Hello there! I am actually looking to download and 3d print a Dollo 3d printer. I've been looking at this build and I just have a couple of questions for you.It seems as if you have several different sized dollo printers. In the Dollo-Master zip, does it contain all of the files for the largest sized printer? (I am looking to print a printer with the largest print bed possible)My next question would be the following. You have a list of parts and pieces that cannot be printed. Do you have a suggested place to purchase all of these parts? I wouldn't have any idea where to buy them. Or do you have links to where I can buy each piece?I will be 3d printing this with a Connex 500 Objet printer at my place of work, and I am excited to get started. I am looking forward to hearing back from you. Thank you very much!
Thanks a lot ;)
Considering building a Frankenstein printer with the frame of a Dollo and the rest as a reprap. Haven't seen too many printable frames out there worth building until now.
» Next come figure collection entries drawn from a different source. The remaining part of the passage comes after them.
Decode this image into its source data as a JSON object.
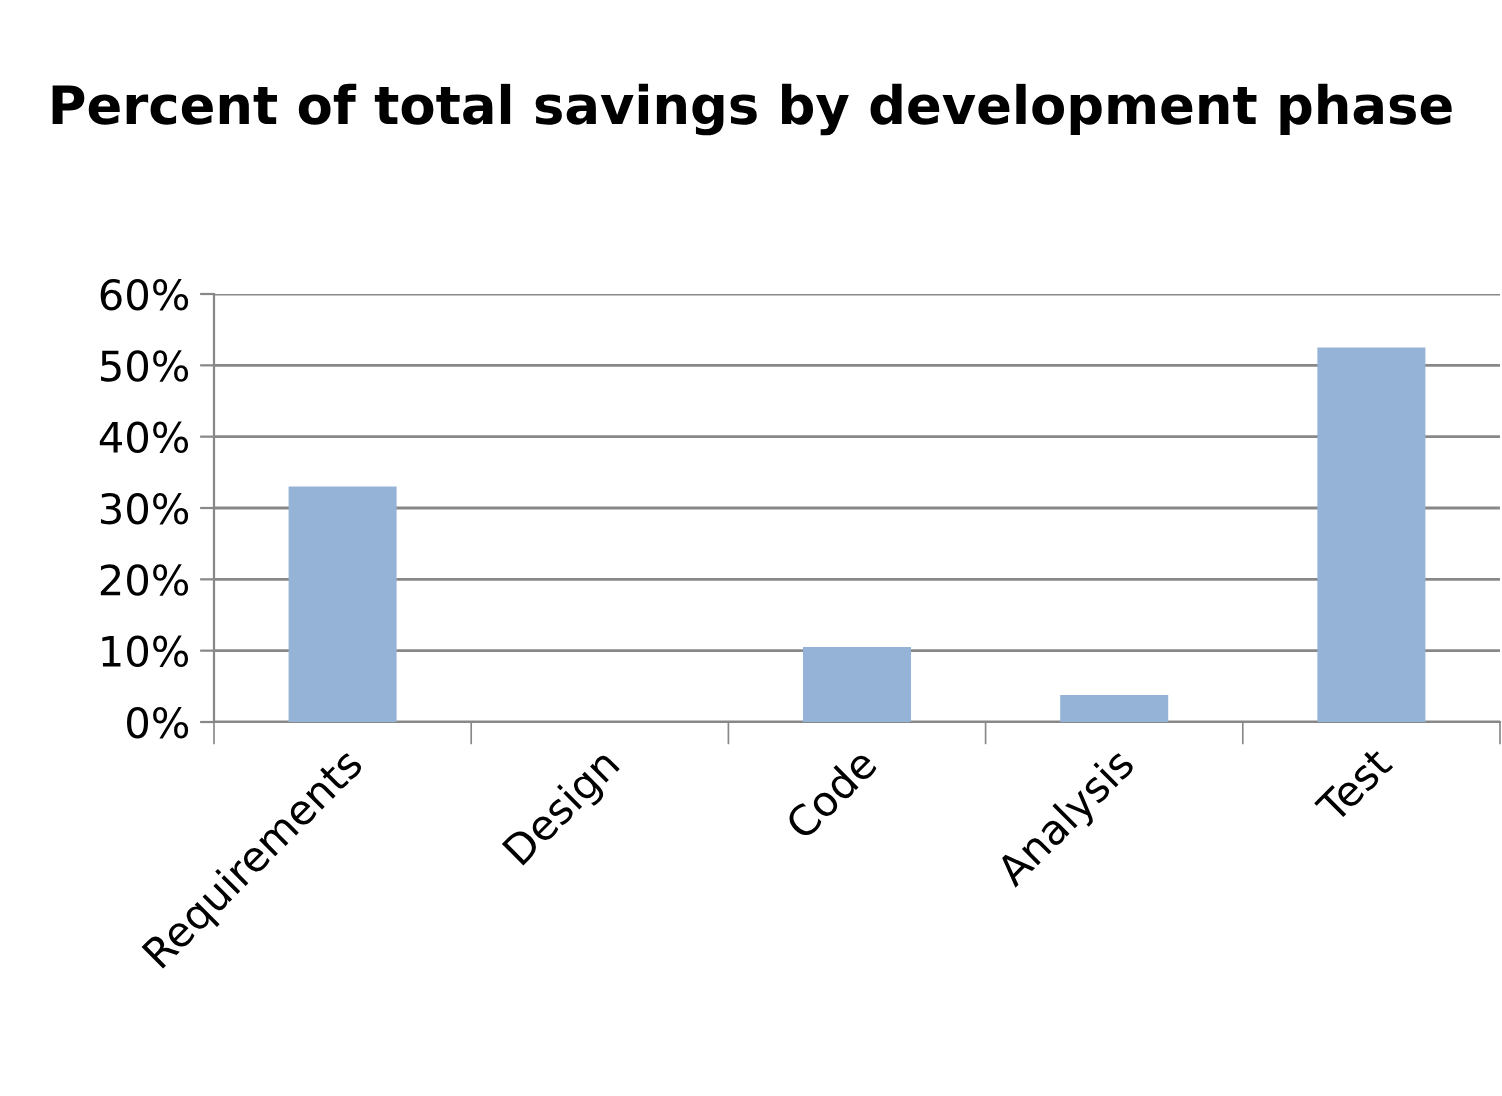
{
  "chart_data": {
    "type": "bar",
    "title": "Percent of total savings by development phase",
    "categories": [
      "Requirements",
      "Design",
      "Code",
      "Analysis",
      "Test"
    ],
    "values": [
      33,
      0,
      10.5,
      3.8,
      52.5
    ],
    "color": "#95b3d7",
    "ylim": [
      0,
      60
    ],
    "yticks": [
      {
        "value": 0,
        "label": "0%"
      },
      {
        "value": 10,
        "label": "10%"
      },
      {
        "value": 20,
        "label": "20%"
      },
      {
        "value": 30,
        "label": "30%"
      },
      {
        "value": 40,
        "label": "40%"
      },
      {
        "value": 50,
        "label": "50%"
      },
      {
        "value": 60,
        "label": "60%"
      }
    ],
    "grid": "y",
    "legend": false
  }
}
And I know, it's still in progress, but could you make a tutorial video for someone, who haven't ever builded anything? That would be great... (or just write more detailed -with specific components - instructions) ;) Thanks a lot
This is so awesome! Could you please specify (even I know, I can use any), which motors have you used and (because english isn't my native language), what do you mean with "hobbed thing, gear or bolt"? Thanks a lot! ;)
Wow man! This is exactly what I am looking for! I have a solidoodle 3, but I want to make my own printer. I was just wondering how well this performs before I get to printing the pieces. How's the resolution and reliability of the prints on this? This is a really neat design and I wish you guys the best of luck on your future kickstarter!